Die Studie findet im Industriemuseum Chemnitz, Zwickauer Str. 119, statt. Es müssen immer zwei sich bekannte Personen im Alter zwischen 18 und 80 Jahren, also z. B. Freunde oder Familienangehörige, gleichzeitig an der etwa 75 Minuten dauernden Studie teilnehmen. Termine für die Studie werden dienstags bis freitags in den Öffnungszeiten des Museums (9 bis 17 Uhr) angeboten und können unter nachfolgenden Link gebucht werden: https://mytuc.org/knlc. Als Dankeschön erhalten alle Teilnehmenden freien Eintritt am Tag der Erhebung in das Industriemuseum sowie 15 Euro Aufwandsentschädigung.
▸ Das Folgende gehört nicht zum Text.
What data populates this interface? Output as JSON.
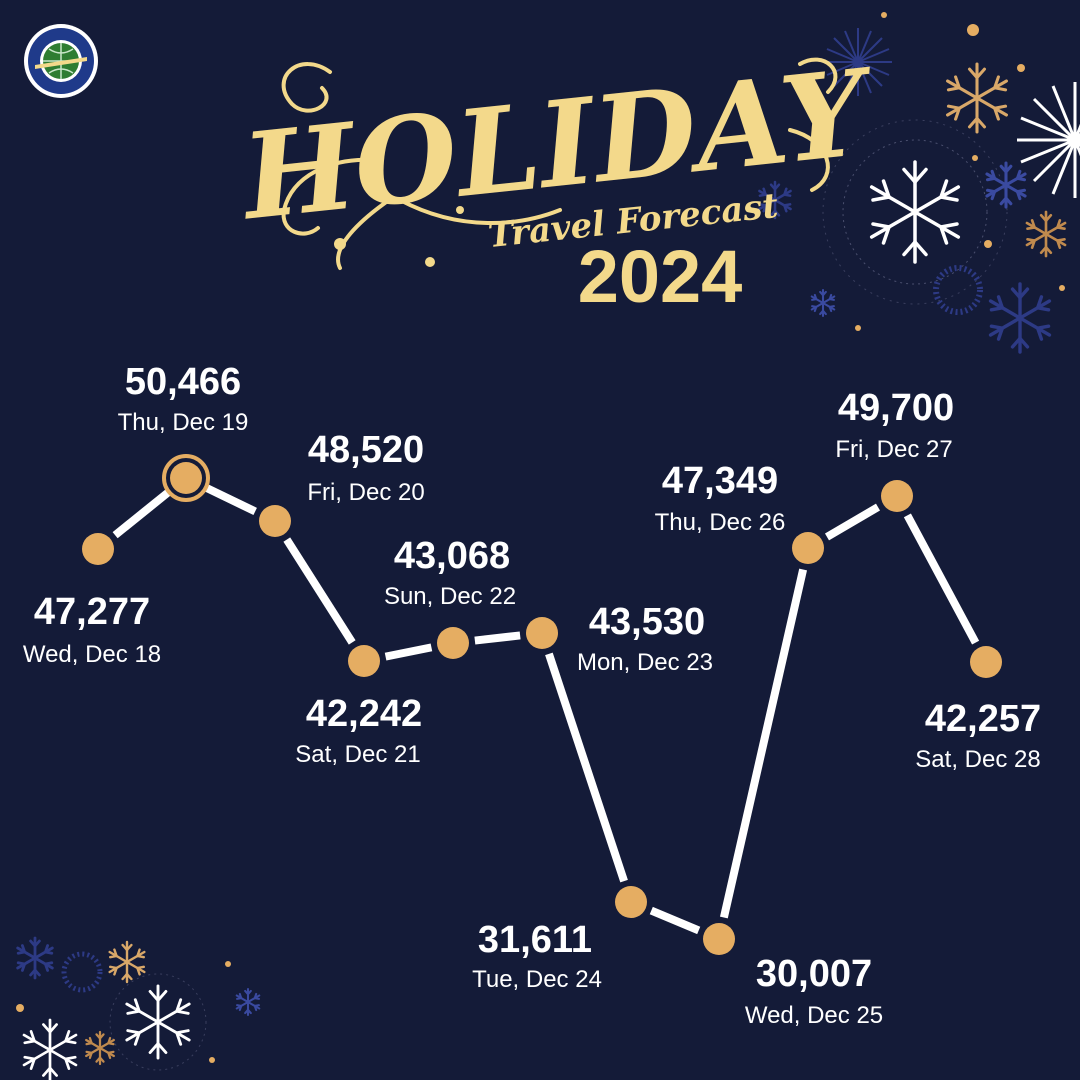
{
  "title": {
    "main": "HOLIDAY",
    "sub": "Travel Forecast",
    "year": "2024"
  },
  "colors": {
    "background": "#141b38",
    "gold": "#f3d98b",
    "point": "#e5ad62",
    "line": "#ffffff",
    "snow_blue": "#3a4aa0"
  },
  "icons": [
    "faa-logo-icon",
    "snowflake-icon",
    "firework-icon"
  ],
  "chart_data": {
    "type": "line",
    "highlight_index": 1,
    "points": [
      {
        "value": 47277,
        "value_label": "47,277",
        "date": "Wed, Dec 18"
      },
      {
        "value": 50466,
        "value_label": "50,466",
        "date": "Thu, Dec 19"
      },
      {
        "value": 48520,
        "value_label": "48,520",
        "date": "Fri, Dec 20"
      },
      {
        "value": 42242,
        "value_label": "42,242",
        "date": "Sat, Dec 21"
      },
      {
        "value": 43068,
        "value_label": "43,068",
        "date": "Sun, Dec 22"
      },
      {
        "value": 43530,
        "value_label": "43,530",
        "date": "Mon, Dec 23"
      },
      {
        "value": 31611,
        "value_label": "31,611",
        "date": "Tue, Dec 24"
      },
      {
        "value": 30007,
        "value_label": "30,007",
        "date": "Wed, Dec 25"
      },
      {
        "value": 47349,
        "value_label": "47,349",
        "date": "Thu, Dec 26"
      },
      {
        "value": 49700,
        "value_label": "49,700",
        "date": "Fri, Dec 27"
      },
      {
        "value": 42257,
        "value_label": "42,257",
        "date": "Sat, Dec 28"
      }
    ]
  }
}
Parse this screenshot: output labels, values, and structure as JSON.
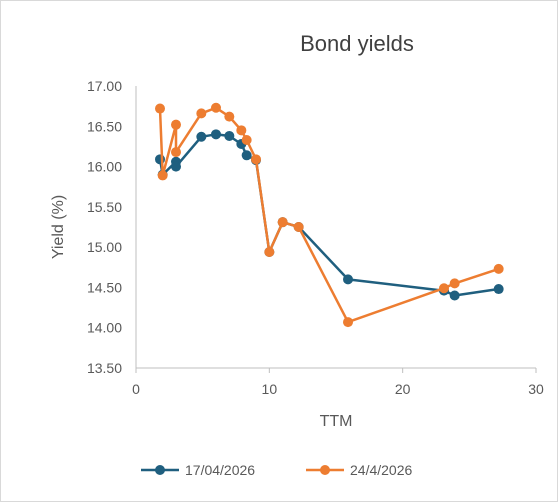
{
  "chart_data": {
    "type": "line",
    "title": "Bond yields",
    "xlabel": "TTM",
    "ylabel": "Yield (%)",
    "xlim": [
      0,
      30
    ],
    "ylim": [
      13.5,
      17.0
    ],
    "x_ticks": [
      "0",
      "10",
      "20",
      "30"
    ],
    "y_ticks": [
      "13.50",
      "14.00",
      "14.50",
      "15.00",
      "15.50",
      "16.00",
      "16.50",
      "17.00"
    ],
    "grid": false,
    "legend_position": "bottom",
    "series": [
      {
        "name": "17/04/2026",
        "color": "#1f5f7f",
        "points": [
          [
            1.8,
            16.09
          ],
          [
            2.0,
            15.9
          ],
          [
            3.0,
            16.06
          ],
          [
            3.0,
            16.0
          ],
          [
            4.9,
            16.37
          ],
          [
            6.0,
            16.4
          ],
          [
            7.0,
            16.38
          ],
          [
            7.9,
            16.28
          ],
          [
            8.3,
            16.14
          ],
          [
            9.0,
            16.08
          ],
          [
            10.0,
            14.94
          ],
          [
            11.0,
            15.31
          ],
          [
            12.2,
            15.25
          ],
          [
            15.9,
            14.6
          ],
          [
            23.1,
            14.46
          ],
          [
            23.9,
            14.4
          ],
          [
            27.2,
            14.48
          ]
        ]
      },
      {
        "name": "24/4/2026",
        "color": "#ed7d31",
        "points": [
          [
            1.8,
            16.72
          ],
          [
            2.0,
            15.89
          ],
          [
            3.0,
            16.52
          ],
          [
            3.0,
            16.18
          ],
          [
            4.9,
            16.66
          ],
          [
            6.0,
            16.73
          ],
          [
            7.0,
            16.62
          ],
          [
            7.9,
            16.45
          ],
          [
            8.3,
            16.33
          ],
          [
            9.0,
            16.09
          ],
          [
            10.0,
            14.94
          ],
          [
            11.0,
            15.31
          ],
          [
            12.2,
            15.25
          ],
          [
            15.9,
            14.07
          ],
          [
            23.1,
            14.49
          ],
          [
            23.9,
            14.55
          ],
          [
            27.2,
            14.73
          ]
        ]
      }
    ]
  }
}
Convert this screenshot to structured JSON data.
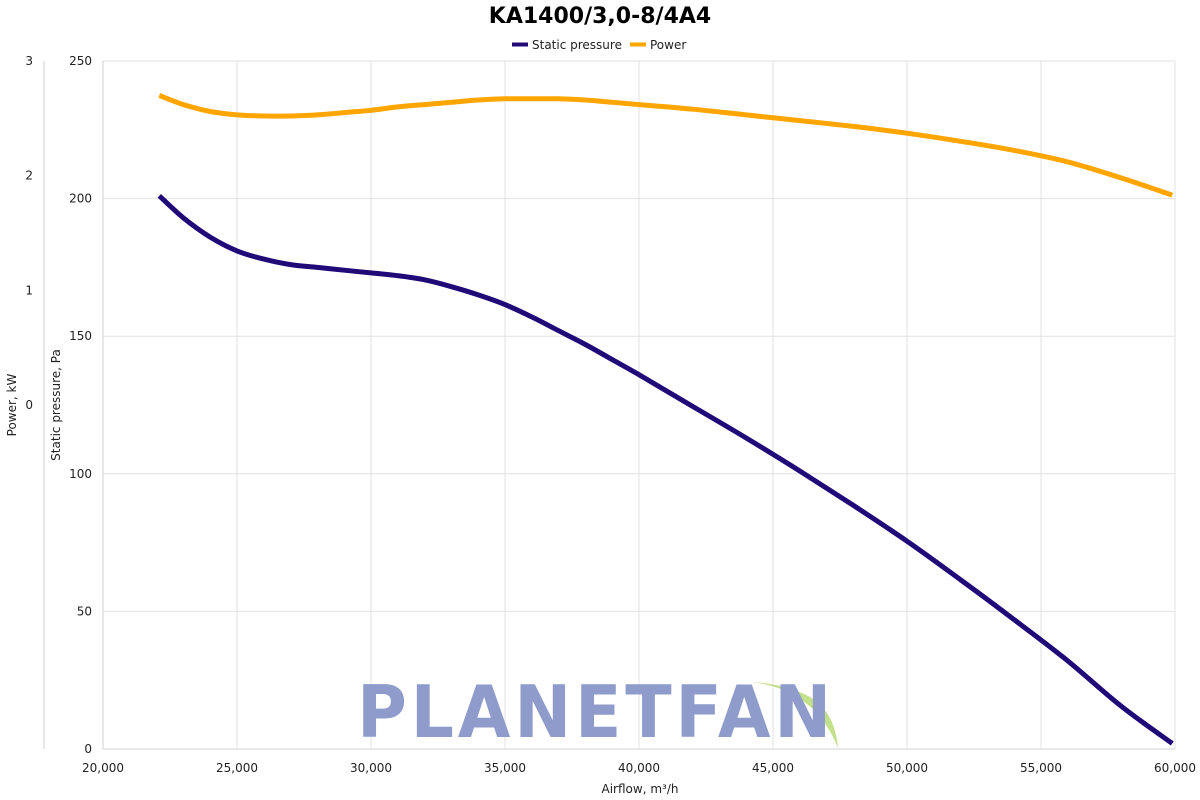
{
  "chart_data": {
    "type": "line",
    "title": "KA1400/3,0-8/4A4",
    "xlabel": "Airflow, m³/h",
    "ylabel_left_outer": "Power, kW",
    "ylabel_left_inner": "Static pressure, Pa",
    "xlim": [
      20000,
      60000
    ],
    "ylim_pressure": [
      0,
      250
    ],
    "ylim_power": [
      -3,
      3
    ],
    "x_ticks": [
      "20,000",
      "25,000",
      "30,000",
      "35,000",
      "40,000",
      "45,000",
      "50,000",
      "55,000",
      "60,000"
    ],
    "pressure_ticks": [
      "0",
      "50",
      "100",
      "150",
      "200",
      "250"
    ],
    "power_ticks": [
      "3",
      "2",
      "1",
      "0"
    ],
    "grid": true,
    "legend_placement": "top-center",
    "series": [
      {
        "name": "Static pressure",
        "axis": "pressure",
        "color": "#1f0a78",
        "x": [
          22100,
          23000,
          24000,
          25000,
          26000,
          27000,
          28000,
          29000,
          30000,
          31000,
          32000,
          33000,
          34000,
          35000,
          36000,
          37000,
          38000,
          39000,
          40000,
          42000,
          44000,
          46000,
          48000,
          50000,
          52000,
          54000,
          56000,
          58000,
          59900
        ],
        "values": [
          201,
          193,
          186,
          181,
          178,
          176,
          175,
          174,
          173,
          172,
          170.5,
          168,
          165,
          161.5,
          157,
          152,
          147,
          141.5,
          136,
          124.5,
          113,
          101,
          88.5,
          75.5,
          61.5,
          47,
          32,
          15.5,
          2
        ]
      },
      {
        "name": "Power",
        "axis": "power",
        "color": "#ffa500",
        "x": [
          22100,
          23000,
          24000,
          25000,
          26000,
          27000,
          28000,
          29000,
          30000,
          31000,
          32000,
          33000,
          34000,
          35000,
          36000,
          37000,
          38000,
          39000,
          40000,
          42000,
          44000,
          46000,
          48000,
          50000,
          52000,
          54000,
          56000,
          58000,
          59900
        ],
        "values": [
          2.7,
          2.62,
          2.56,
          2.53,
          2.52,
          2.52,
          2.53,
          2.55,
          2.57,
          2.6,
          2.62,
          2.64,
          2.66,
          2.67,
          2.67,
          2.67,
          2.66,
          2.64,
          2.62,
          2.58,
          2.53,
          2.48,
          2.43,
          2.37,
          2.3,
          2.22,
          2.12,
          1.98,
          1.83
        ]
      }
    ]
  },
  "watermark": {
    "text": "PLANETFAN",
    "color": "#8e9bcb",
    "leaf_color": "#c3e08c"
  }
}
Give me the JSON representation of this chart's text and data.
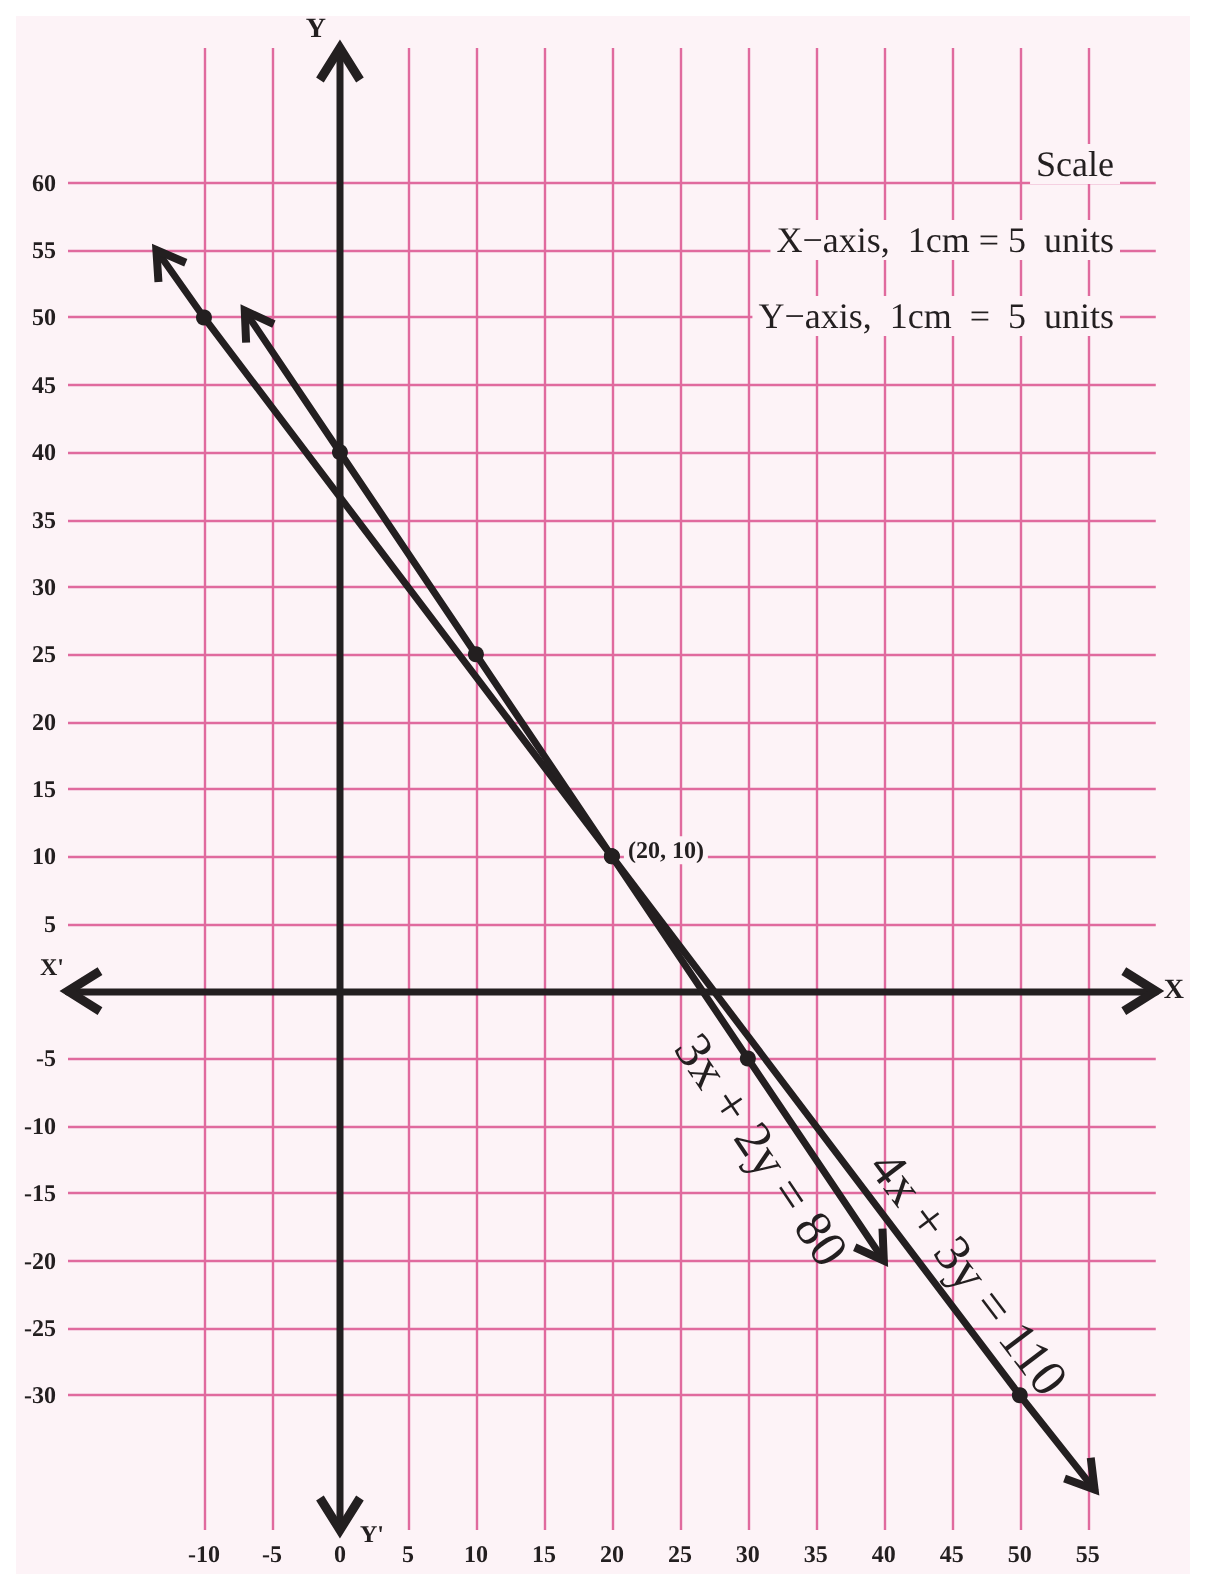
{
  "chart_data": {
    "type": "line",
    "xlabel": "X",
    "ylabel": "Y",
    "xlim": [
      -20,
      60
    ],
    "ylim": [
      -40,
      70
    ],
    "xticks": [
      -10,
      -5,
      0,
      5,
      10,
      15,
      20,
      25,
      30,
      35,
      40,
      45,
      50,
      55
    ],
    "yticks": [
      -30,
      -25,
      -20,
      -15,
      -10,
      -5,
      5,
      10,
      15,
      20,
      25,
      30,
      35,
      40,
      45,
      50,
      55,
      60
    ],
    "grid": true,
    "legend": false,
    "marker": "circle",
    "line_style": "solid",
    "series": [
      {
        "name": "4x + 3y = 110",
        "color": "#231f20",
        "x": [
          -13.5,
          -10,
          20,
          50,
          55.5
        ],
        "values": [
          55,
          50,
          10,
          -30,
          -37
        ]
      },
      {
        "name": "3x + 2y = 80",
        "color": "#231f20",
        "x": [
          -7,
          0,
          10,
          20,
          30,
          40
        ],
        "values": [
          50.5,
          40,
          25,
          10,
          -5,
          -20
        ]
      }
    ],
    "annotations": [
      "Scale",
      "X−axis,  1cm = 5  units",
      "Y−axis,  1cm  =  5  units",
      {
        "text": "(20, 10)",
        "x": 20,
        "y": 10
      },
      "X'",
      "Y'"
    ]
  }
}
Hintergrund: Projekt „TeleVeRbundenheit“
Das Forschungs- und Entwicklungsprojekt „TeleVeRbundenheit“ wird seit April 2023 für drei Jahre mit insgesamt 1,08 Millionen Euro vom Bundesministerium für Bildung und Forschung gefördert. Neben der TU Chemnitz (Professur Arbeitswissenschaft und Innovationsmanagement, Prof. Dr. Bullinger-Hoffmann, sowie Professur Produktionssysteme und -prozesse, Prof. Dr. Martin Dix) sind weitere Forschungseinrichtungen und Unternehmen, wie das Institut für Sozialwissenschaftliche Forschung – ISF München, die Die Etagen GmbH aus Osnabrück und die YOUSE GmbH aus Berlin am Projekt beteiligt. Unterstützt werden die Forschenden dabei von weiteren assoziierten Partnern und Partnerinnen wie z. B. dem Industriemuseum Chemnitz.